According to their analysis, "From the upcoming Budget, we expect the government to strike a balance between fiscal deficit, capex for growth, and social spending.” The focus areas include infrastructure projects, rural economic revival, job creation, and the long-term vision for a ‘Viksit Bharat’ (Developed India) by 2047. The firm anticipates that the government will maintain the capital expenditure target of ₹11.1 lakh crore for the financial year, with ambitions to keep the fiscal deficit at 5.1% of GDP. This is a significant parameter, especially as the previous fiscal year’s target stood at 5.8%.
Capital Gain Tax Stability and Market Reactions
JM Financial posits that the maintenance of the current capital gains tax framework will likely generate positive sentiment within the stock market. There is heightened anticipation that any unfavorable modifications to capital gains tax could affect investor confidence.
"Markets would be keenly awaiting any adverse changes in the capital gain tax on equities. In case there is no change in capital gain tax, it would be considered positive for Indian equity markets," the report stated.

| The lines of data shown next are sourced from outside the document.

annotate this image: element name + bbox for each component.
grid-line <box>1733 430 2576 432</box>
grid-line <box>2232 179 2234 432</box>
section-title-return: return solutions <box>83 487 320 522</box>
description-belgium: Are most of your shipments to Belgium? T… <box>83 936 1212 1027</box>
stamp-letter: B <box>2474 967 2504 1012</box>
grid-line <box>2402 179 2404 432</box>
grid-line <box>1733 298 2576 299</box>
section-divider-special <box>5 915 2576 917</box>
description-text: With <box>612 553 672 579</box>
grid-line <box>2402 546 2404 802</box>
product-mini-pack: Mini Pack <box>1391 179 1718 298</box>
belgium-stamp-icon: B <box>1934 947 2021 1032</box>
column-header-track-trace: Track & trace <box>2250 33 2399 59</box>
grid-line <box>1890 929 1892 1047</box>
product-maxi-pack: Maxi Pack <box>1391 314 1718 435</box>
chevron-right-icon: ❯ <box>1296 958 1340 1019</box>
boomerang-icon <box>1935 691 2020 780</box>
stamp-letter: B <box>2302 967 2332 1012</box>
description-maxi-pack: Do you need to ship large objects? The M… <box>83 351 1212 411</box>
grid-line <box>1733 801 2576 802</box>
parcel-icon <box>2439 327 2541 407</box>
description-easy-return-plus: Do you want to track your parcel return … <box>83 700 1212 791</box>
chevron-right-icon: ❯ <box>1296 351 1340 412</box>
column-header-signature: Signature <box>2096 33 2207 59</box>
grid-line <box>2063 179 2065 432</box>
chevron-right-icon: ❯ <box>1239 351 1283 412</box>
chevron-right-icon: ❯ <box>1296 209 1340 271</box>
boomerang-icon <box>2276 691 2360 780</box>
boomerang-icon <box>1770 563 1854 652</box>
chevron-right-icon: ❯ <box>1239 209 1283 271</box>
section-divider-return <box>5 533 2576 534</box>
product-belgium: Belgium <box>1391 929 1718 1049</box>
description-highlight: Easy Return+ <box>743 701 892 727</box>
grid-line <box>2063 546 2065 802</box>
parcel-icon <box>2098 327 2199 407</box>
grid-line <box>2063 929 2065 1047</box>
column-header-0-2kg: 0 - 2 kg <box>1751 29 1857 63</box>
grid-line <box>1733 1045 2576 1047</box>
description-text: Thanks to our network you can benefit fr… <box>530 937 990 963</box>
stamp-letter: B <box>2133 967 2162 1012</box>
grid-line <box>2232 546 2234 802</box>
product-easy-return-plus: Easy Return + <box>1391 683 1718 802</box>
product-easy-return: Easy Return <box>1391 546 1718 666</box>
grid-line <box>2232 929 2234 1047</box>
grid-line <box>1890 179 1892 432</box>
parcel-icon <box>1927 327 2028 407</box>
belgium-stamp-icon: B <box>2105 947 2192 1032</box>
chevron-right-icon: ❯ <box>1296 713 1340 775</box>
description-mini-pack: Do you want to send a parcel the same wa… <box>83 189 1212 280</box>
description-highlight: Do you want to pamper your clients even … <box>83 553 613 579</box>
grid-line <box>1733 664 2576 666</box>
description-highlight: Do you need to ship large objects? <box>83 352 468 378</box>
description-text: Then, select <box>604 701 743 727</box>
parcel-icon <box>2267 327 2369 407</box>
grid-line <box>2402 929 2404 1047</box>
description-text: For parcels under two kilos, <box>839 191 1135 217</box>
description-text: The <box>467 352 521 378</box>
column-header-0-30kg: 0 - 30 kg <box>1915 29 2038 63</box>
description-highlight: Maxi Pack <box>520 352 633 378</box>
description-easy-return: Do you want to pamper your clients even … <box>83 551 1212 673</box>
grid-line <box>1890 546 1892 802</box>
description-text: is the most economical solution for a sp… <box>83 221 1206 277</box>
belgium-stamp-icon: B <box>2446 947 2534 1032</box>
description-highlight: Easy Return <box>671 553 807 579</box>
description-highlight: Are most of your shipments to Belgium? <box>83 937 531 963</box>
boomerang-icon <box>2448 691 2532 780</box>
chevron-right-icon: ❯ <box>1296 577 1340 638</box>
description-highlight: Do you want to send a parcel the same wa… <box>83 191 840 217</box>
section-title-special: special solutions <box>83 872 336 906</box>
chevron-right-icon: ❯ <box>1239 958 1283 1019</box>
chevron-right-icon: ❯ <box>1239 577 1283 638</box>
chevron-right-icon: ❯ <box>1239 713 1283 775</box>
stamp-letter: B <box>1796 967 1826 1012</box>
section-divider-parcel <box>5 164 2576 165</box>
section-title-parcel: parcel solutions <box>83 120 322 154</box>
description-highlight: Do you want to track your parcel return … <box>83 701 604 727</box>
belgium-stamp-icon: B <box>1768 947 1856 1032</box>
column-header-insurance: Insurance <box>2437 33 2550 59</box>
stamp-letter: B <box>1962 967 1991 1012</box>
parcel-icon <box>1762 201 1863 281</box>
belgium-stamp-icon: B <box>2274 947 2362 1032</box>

Sector-Specific Predictions
Agriculture, Fertilizers, and Chemicals
The firm anticipates substantial budget allocations in the agriculture sector, which they believe is critical for enhancing productivity and technology adoption. A suggested fertilizer subsidy reach of ₹1.64 lakh crore for FY25 could provide support in this area. Key benefactors identified include companies such as Coromandel International, Chambal Fertilizers, and Dhanuka Agritech.
Automobile Sector
Moreover, incentives and subsidies for rural areas might stimulate discretionary spending on two-wheelers and entry-level four-wheelers. JM Financial highlights companies such as Mahindra and Mahindra and Hero MotoCorp as potential beneficiaries. An increase in the FAME-III subsidy allocation could also lend support to Tata Motors and Ashok Leyland.
Banking, Financial Services, and Insurance (BFSI)
A robust initiative towards affordable housing in semi-urban and rural areas will benefit companies like Aavas Financiers and Aptus HFC. The banking sector is anticipated to gain traction through enhancements in fund flow to the renewable energy space, positively impacting stocks like ICICI Bank and HDFC Bank.
Cement and Infrastructure
The cement sector is expected to see uplift from increased allocations under the Pradhan Mantri Awas Yojana (PMAY), which aims to construct millions of rural homes. Stocks such as UltraTech Cement and Ambuja Cements may profit from this drive. Additionally, infrastructure spending is projected to rise, benefiting KNR Construction and PNC Infratech.
Fast-Moving Consumer Goods (FMCG)
Tax adjustments in favor of consumer income could lead to increased disposable income, positively influencing stocks like Dabur and Hindustan Unilever. Conversely, potential excise duty increases on tobacco products may negatively impact companies like ITC.
Conclusion
The expectations laid out by JM Financial underscore a strategic vision for India’s economic development aimed at maintaining fiscal discipline while addressing key areas of growth and welfare. As the nation awaits the Union Budget presentation, all eyes will be on how these projections translate into policies that directly affect various sectors and their respective stock performance.
Investors and market analysts are keenly observing these developments, hoping for announcements that will spur growth and foster economic resilience in the coming fiscal year.